Vanitas vanitatum, et omnia vanitas. At the age of 61, Cornelis has yet to learn the truth of Ecclesiastes's opening salvo: "Vanity of vanities, and all is vanity." And why should Cornelis worry? True, his beloved first wife and two small boys have died, depriving him of the stake in the future on which he had set his hopes. True, too, that these apparently senseless deaths have rocked his faith in God. But life has been kind to him in the material sense: he has a house stocked with valuable paintings on the prestigious Herengracht, and has latterly acquired a new young wife, the beautiful Sophia, whose soft skin and compliant body bring fresh life to his shrivelled flesh and blighted hopes. Blinded by complacency, Cornelis fails to read the message of his own portrait. It is a myopia that will prove disastrous, as with each caressing stroke of his brush, van Loos lures Sophia away from obedient wifehood. By the time the painting is finished, the marriage that it was intended to celebrate has been irrevocably shattered.

This is already an interesting enough scenario, but Moggach adds an additional lustre to her morality tale by setting it in the Amsterdam of the 1630s, at a time when tulipomania was at its height. In an economic climate in which one coveted bulb could represent the value of a working man's annual salary, or even the price of a rich man's home, the temptation to gamble for higher and higher stakes in the tulip market proved irresistible. Fortunes - and lives - were lost in the process. For the penniless Jan van Loos, trading in tulip futures offers a unique opportunity to finance his elopement with Sophia, and he is prepared to sacrifice anything - his art and, ironically, even sex itself - to acquire the rare specimen that can make or break his future.
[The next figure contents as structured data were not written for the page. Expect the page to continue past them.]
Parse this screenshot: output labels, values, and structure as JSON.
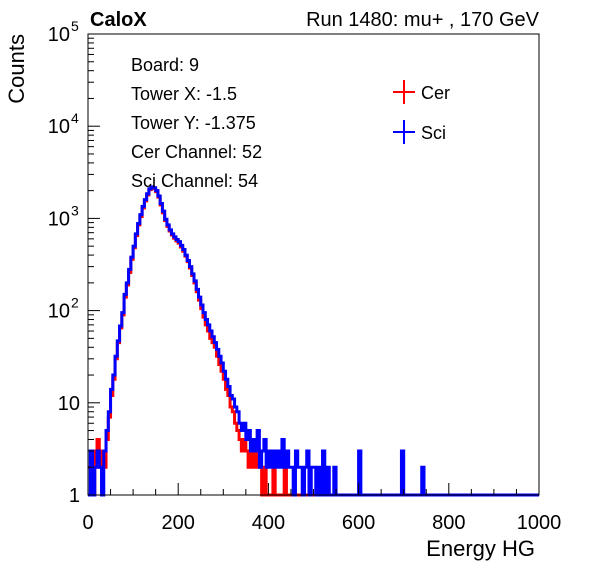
{
  "header": {
    "left_label": "CaloX",
    "right_label": "Run 1480: mu+ , 170 GeV"
  },
  "info_box": {
    "lines": [
      "Board: 9",
      "Tower X: -1.5",
      "Tower Y: -1.375",
      "Cer Channel: 52",
      "Sci Channel: 54"
    ]
  },
  "chart_data": {
    "type": "line",
    "xlabel": "Energy HG",
    "ylabel": "Counts",
    "xlim": [
      0,
      1000
    ],
    "ylim": [
      1,
      100000
    ],
    "y_scale": "log",
    "x_ticks": [
      "0",
      "200",
      "400",
      "600",
      "800",
      "1000"
    ],
    "y_ticks": [
      {
        "value": 1,
        "label": "1"
      },
      {
        "value": 10,
        "label": "10"
      },
      {
        "value": 100,
        "label": "10",
        "exp": "2"
      },
      {
        "value": 1000,
        "label": "10",
        "exp": "3"
      },
      {
        "value": 10000,
        "label": "10",
        "exp": "4"
      },
      {
        "value": 100000,
        "label": "10",
        "exp": "5"
      }
    ],
    "legend_position": "top-right",
    "series": [
      {
        "name": "Cer",
        "color": "#ff0000",
        "points": [
          [
            0,
            2
          ],
          [
            5,
            2
          ],
          [
            10,
            1
          ],
          [
            15,
            3
          ],
          [
            20,
            4
          ],
          [
            25,
            2
          ],
          [
            30,
            3
          ],
          [
            35,
            2
          ],
          [
            40,
            4
          ],
          [
            45,
            7
          ],
          [
            50,
            12
          ],
          [
            55,
            18
          ],
          [
            60,
            30
          ],
          [
            65,
            45
          ],
          [
            70,
            65
          ],
          [
            75,
            90
          ],
          [
            80,
            140
          ],
          [
            85,
            190
          ],
          [
            90,
            260
          ],
          [
            95,
            360
          ],
          [
            100,
            480
          ],
          [
            105,
            650
          ],
          [
            110,
            850
          ],
          [
            115,
            1050
          ],
          [
            120,
            1300
          ],
          [
            125,
            1550
          ],
          [
            130,
            1800
          ],
          [
            135,
            2050
          ],
          [
            140,
            2150
          ],
          [
            145,
            2100
          ],
          [
            150,
            1950
          ],
          [
            155,
            1700
          ],
          [
            160,
            1400
          ],
          [
            165,
            1150
          ],
          [
            170,
            950
          ],
          [
            175,
            820
          ],
          [
            180,
            730
          ],
          [
            185,
            660
          ],
          [
            190,
            610
          ],
          [
            195,
            570
          ],
          [
            200,
            540
          ],
          [
            205,
            490
          ],
          [
            210,
            440
          ],
          [
            215,
            390
          ],
          [
            220,
            340
          ],
          [
            225,
            290
          ],
          [
            230,
            240
          ],
          [
            235,
            200
          ],
          [
            240,
            160
          ],
          [
            245,
            130
          ],
          [
            250,
            105
          ],
          [
            255,
            85
          ],
          [
            260,
            70
          ],
          [
            265,
            60
          ],
          [
            270,
            50
          ],
          [
            275,
            45
          ],
          [
            280,
            40
          ],
          [
            285,
            32
          ],
          [
            290,
            26
          ],
          [
            295,
            22
          ],
          [
            300,
            18
          ],
          [
            305,
            14
          ],
          [
            310,
            12
          ],
          [
            315,
            9
          ],
          [
            320,
            8
          ],
          [
            325,
            6
          ],
          [
            330,
            5
          ],
          [
            335,
            4
          ],
          [
            340,
            3
          ],
          [
            345,
            4
          ],
          [
            350,
            3
          ],
          [
            355,
            2
          ],
          [
            360,
            3
          ],
          [
            365,
            2
          ],
          [
            370,
            3
          ],
          [
            375,
            2
          ],
          [
            380,
            2
          ],
          [
            385,
            1
          ],
          [
            390,
            2
          ],
          [
            395,
            1
          ],
          [
            400,
            1
          ],
          [
            405,
            1
          ],
          [
            410,
            2
          ],
          [
            415,
            1
          ],
          [
            420,
            1
          ],
          [
            425,
            1
          ],
          [
            430,
            1
          ],
          [
            435,
            2
          ],
          [
            440,
            1
          ],
          [
            445,
            1
          ],
          [
            450,
            1
          ],
          [
            455,
            1
          ],
          [
            460,
            1
          ],
          [
            465,
            1
          ],
          [
            470,
            1
          ],
          [
            1000,
            1
          ]
        ]
      },
      {
        "name": "Sci",
        "color": "#0000ff",
        "points": [
          [
            0,
            1
          ],
          [
            5,
            3
          ],
          [
            10,
            1
          ],
          [
            15,
            2
          ],
          [
            20,
            3
          ],
          [
            25,
            2
          ],
          [
            30,
            1
          ],
          [
            35,
            3
          ],
          [
            40,
            5
          ],
          [
            45,
            8
          ],
          [
            50,
            14
          ],
          [
            55,
            20
          ],
          [
            60,
            32
          ],
          [
            65,
            47
          ],
          [
            70,
            68
          ],
          [
            75,
            95
          ],
          [
            80,
            150
          ],
          [
            85,
            200
          ],
          [
            90,
            280
          ],
          [
            95,
            380
          ],
          [
            100,
            500
          ],
          [
            105,
            680
          ],
          [
            110,
            880
          ],
          [
            115,
            1100
          ],
          [
            120,
            1350
          ],
          [
            125,
            1600
          ],
          [
            130,
            1850
          ],
          [
            135,
            2100
          ],
          [
            140,
            2200
          ],
          [
            145,
            2150
          ],
          [
            150,
            2000
          ],
          [
            155,
            1750
          ],
          [
            160,
            1450
          ],
          [
            165,
            1200
          ],
          [
            170,
            980
          ],
          [
            175,
            850
          ],
          [
            180,
            750
          ],
          [
            185,
            680
          ],
          [
            190,
            630
          ],
          [
            195,
            590
          ],
          [
            200,
            560
          ],
          [
            205,
            510
          ],
          [
            210,
            460
          ],
          [
            215,
            400
          ],
          [
            220,
            350
          ],
          [
            225,
            300
          ],
          [
            230,
            250
          ],
          [
            235,
            210
          ],
          [
            240,
            170
          ],
          [
            245,
            140
          ],
          [
            250,
            115
          ],
          [
            255,
            95
          ],
          [
            260,
            80
          ],
          [
            265,
            70
          ],
          [
            270,
            60
          ],
          [
            275,
            52
          ],
          [
            280,
            45
          ],
          [
            285,
            38
          ],
          [
            290,
            32
          ],
          [
            295,
            27
          ],
          [
            300,
            22
          ],
          [
            305,
            18
          ],
          [
            310,
            15
          ],
          [
            315,
            12
          ],
          [
            320,
            11
          ],
          [
            325,
            9
          ],
          [
            330,
            8
          ],
          [
            335,
            6
          ],
          [
            340,
            5
          ],
          [
            345,
            6
          ],
          [
            350,
            4
          ],
          [
            355,
            5
          ],
          [
            360,
            3
          ],
          [
            365,
            4
          ],
          [
            370,
            3
          ],
          [
            375,
            5
          ],
          [
            380,
            2
          ],
          [
            385,
            3
          ],
          [
            390,
            4
          ],
          [
            395,
            2
          ],
          [
            400,
            3
          ],
          [
            405,
            2
          ],
          [
            410,
            3
          ],
          [
            415,
            2
          ],
          [
            420,
            3
          ],
          [
            425,
            2
          ],
          [
            430,
            4
          ],
          [
            435,
            2
          ],
          [
            440,
            3
          ],
          [
            445,
            2
          ],
          [
            450,
            2
          ],
          [
            455,
            1
          ],
          [
            460,
            3
          ],
          [
            465,
            2
          ],
          [
            470,
            2
          ],
          [
            475,
            1
          ],
          [
            480,
            2
          ],
          [
            485,
            3
          ],
          [
            490,
            1
          ],
          [
            495,
            2
          ],
          [
            500,
            2
          ],
          [
            505,
            1
          ],
          [
            510,
            2
          ],
          [
            515,
            1
          ],
          [
            520,
            3
          ],
          [
            525,
            1
          ],
          [
            530,
            2
          ],
          [
            535,
            1
          ],
          [
            540,
            1
          ],
          [
            545,
            2
          ],
          [
            550,
            1
          ],
          [
            555,
            1
          ],
          [
            560,
            1
          ],
          [
            565,
            1
          ],
          [
            570,
            1
          ],
          [
            575,
            1
          ],
          [
            580,
            1
          ],
          [
            585,
            1
          ],
          [
            590,
            1
          ],
          [
            595,
            1
          ],
          [
            600,
            3
          ],
          [
            605,
            1
          ],
          [
            610,
            1
          ],
          [
            615,
            1
          ],
          [
            620,
            1
          ],
          [
            625,
            1
          ],
          [
            630,
            1
          ],
          [
            635,
            1
          ],
          [
            640,
            1
          ],
          [
            645,
            1
          ],
          [
            650,
            1
          ],
          [
            655,
            1
          ],
          [
            660,
            1
          ],
          [
            665,
            1
          ],
          [
            670,
            1
          ],
          [
            675,
            1
          ],
          [
            680,
            1
          ],
          [
            685,
            1
          ],
          [
            690,
            1
          ],
          [
            695,
            3
          ],
          [
            700,
            1
          ],
          [
            705,
            1
          ],
          [
            710,
            1
          ],
          [
            715,
            1
          ],
          [
            720,
            1
          ],
          [
            725,
            1
          ],
          [
            730,
            1
          ],
          [
            735,
            1
          ],
          [
            740,
            2
          ],
          [
            745,
            1
          ],
          [
            1000,
            1
          ]
        ]
      }
    ]
  }
}
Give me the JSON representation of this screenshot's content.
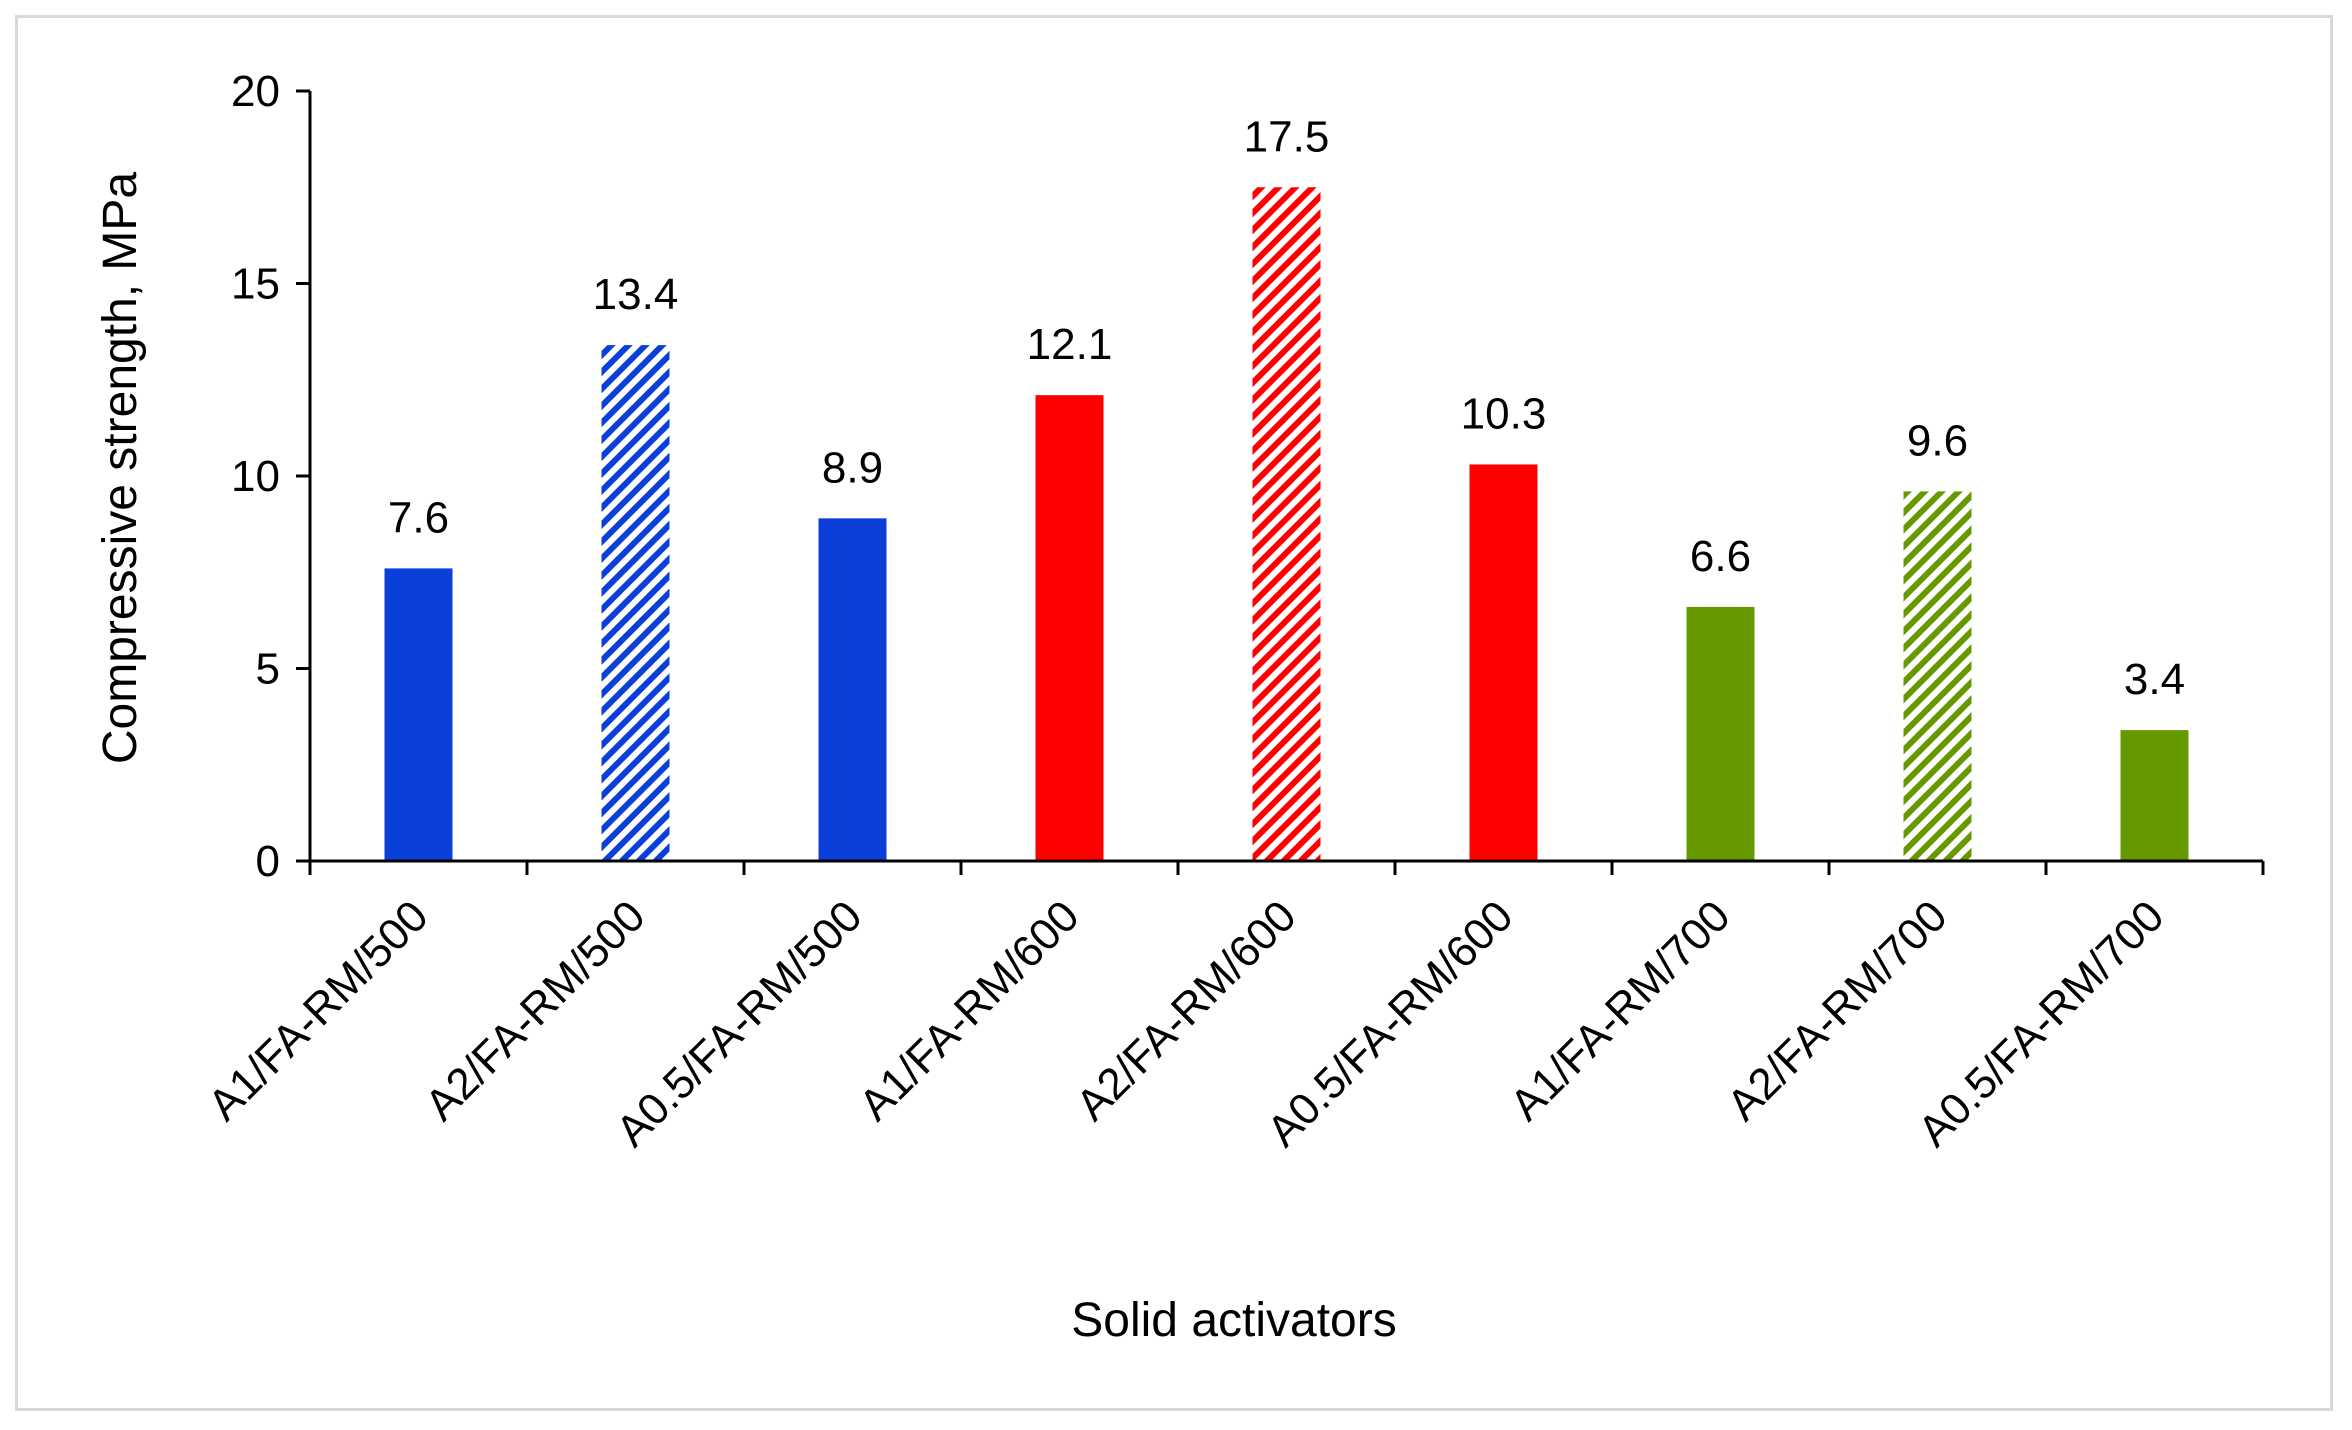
{
  "chart_data": {
    "type": "bar",
    "title": "",
    "xlabel": "Solid activators",
    "ylabel": "Compressive strength, MPa",
    "ylim": [
      0,
      20
    ],
    "yticks": [
      0,
      5,
      10,
      15,
      20
    ],
    "grid": false,
    "legend": "none",
    "categories": [
      "A1/FA-RM/500",
      "A2/FA-RM/500",
      "A0.5/FA-RM/500",
      "A1/FA-RM/600",
      "A2/FA-RM/600",
      "A0.5/FA-RM/600",
      "A1/FA-RM/700",
      "A2/FA-RM/700",
      "A0.5/FA-RM/700"
    ],
    "values": [
      7.6,
      13.4,
      8.9,
      12.1,
      17.5,
      10.3,
      6.6,
      9.6,
      3.4
    ],
    "data_labels": [
      "7.6",
      "13.4",
      "8.9",
      "12.1",
      "17.5",
      "10.3",
      "6.6",
      "9.6",
      "3.4"
    ],
    "bar_colors": [
      "#0b3fd9",
      "#0b3fd9",
      "#0b3fd9",
      "#ff0000",
      "#ff0000",
      "#ff0000",
      "#669900",
      "#669900",
      "#669900"
    ],
    "bar_fill_styles": [
      "solid",
      "hatched",
      "solid",
      "solid",
      "hatched",
      "solid",
      "solid",
      "hatched",
      "solid"
    ]
  }
}
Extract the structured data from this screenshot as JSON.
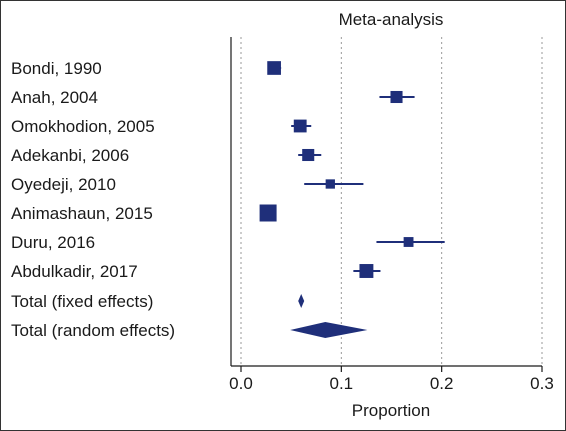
{
  "chart_data": {
    "type": "forest",
    "title": "Meta-analysis",
    "xlabel": "Proportion",
    "xlim": [
      0.0,
      0.3
    ],
    "xticks": [
      0.0,
      0.1,
      0.2,
      0.3
    ],
    "xtick_labels": [
      "0.0",
      "0.1",
      "0.2",
      "0.3"
    ],
    "grid": "vertical dotted",
    "studies": [
      {
        "label": "Bondi, 1990",
        "estimate": 0.033,
        "ci": [
          0.028,
          0.04
        ],
        "weight": 0.7
      },
      {
        "label": "Anah, 2004",
        "estimate": 0.155,
        "ci": [
          0.138,
          0.173
        ],
        "weight": 0.55
      },
      {
        "label": "Omokhodion, 2005",
        "estimate": 0.059,
        "ci": [
          0.05,
          0.07
        ],
        "weight": 0.62
      },
      {
        "label": "Adekanbi, 2006",
        "estimate": 0.067,
        "ci": [
          0.057,
          0.08
        ],
        "weight": 0.55
      },
      {
        "label": "Oyedeji, 2010",
        "estimate": 0.089,
        "ci": [
          0.063,
          0.122
        ],
        "weight": 0.3
      },
      {
        "label": "Animashaun, 2015",
        "estimate": 0.027,
        "ci": [
          0.022,
          0.033
        ],
        "weight": 1.0
      },
      {
        "label": "Duru, 2016",
        "estimate": 0.167,
        "ci": [
          0.135,
          0.203
        ],
        "weight": 0.35
      },
      {
        "label": "Abdulkadir, 2017",
        "estimate": 0.125,
        "ci": [
          0.112,
          0.139
        ],
        "weight": 0.72
      }
    ],
    "pooled": [
      {
        "label": "Total (fixed effects)",
        "estimate": 0.06,
        "ci": [
          0.057,
          0.063
        ]
      },
      {
        "label": "Total (random effects)",
        "estimate": 0.084,
        "ci": [
          0.049,
          0.126
        ]
      }
    ],
    "colors": {
      "marker": "#1f2f7a",
      "grid": "#9a9a9a",
      "axis": "#1a1a1a"
    }
  }
}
Tulip Fever is beautifully written, a verbal kaleidoscope that flicks rapidly through vivid sensuous experience: the brilliance of hyacinths in spring sunshine, the mysterious shadows of autumn mist, the aroma of wine or an almond cake, the touch and feel and taste of naked flesh. Character and atmosphere are painstakingly touched in through myriad tiny details: a housemaid's prophylactics against ill fortune, the rituals that accompany childbearing, an artist's tools of trade. The racy narrative is built up through a series of vignettes that recall Dutch paintings of the period, several of which are reproduced in the book: a young woman reading a letter, an inquisitive maid lingering at an open doorway, two women gossiping as they prepare food. These apparently transparent images provide a teasing commentary on the action, reinforcing the questions at the heart of the novel: not simply how far can we believe what we see, but equally important, how far is what we see dependent on our fantasy and desire? How far does art itself represent an act of self-delusion in which both artist and viewer collude?

"Trust not to appearances", writes Jacob Cats in one of the 'Moral Emblems' that preface the chapters, but if this is Moggach's thesis, she explores it with a featherlight touch, keeping the tension at fever-pitch until the final hilarious - and entirely unexpected - climax. It involves a donkey, some herring, and a tall tale of magic transformation. Vanitas vanitatum, but what fun can be had along the way.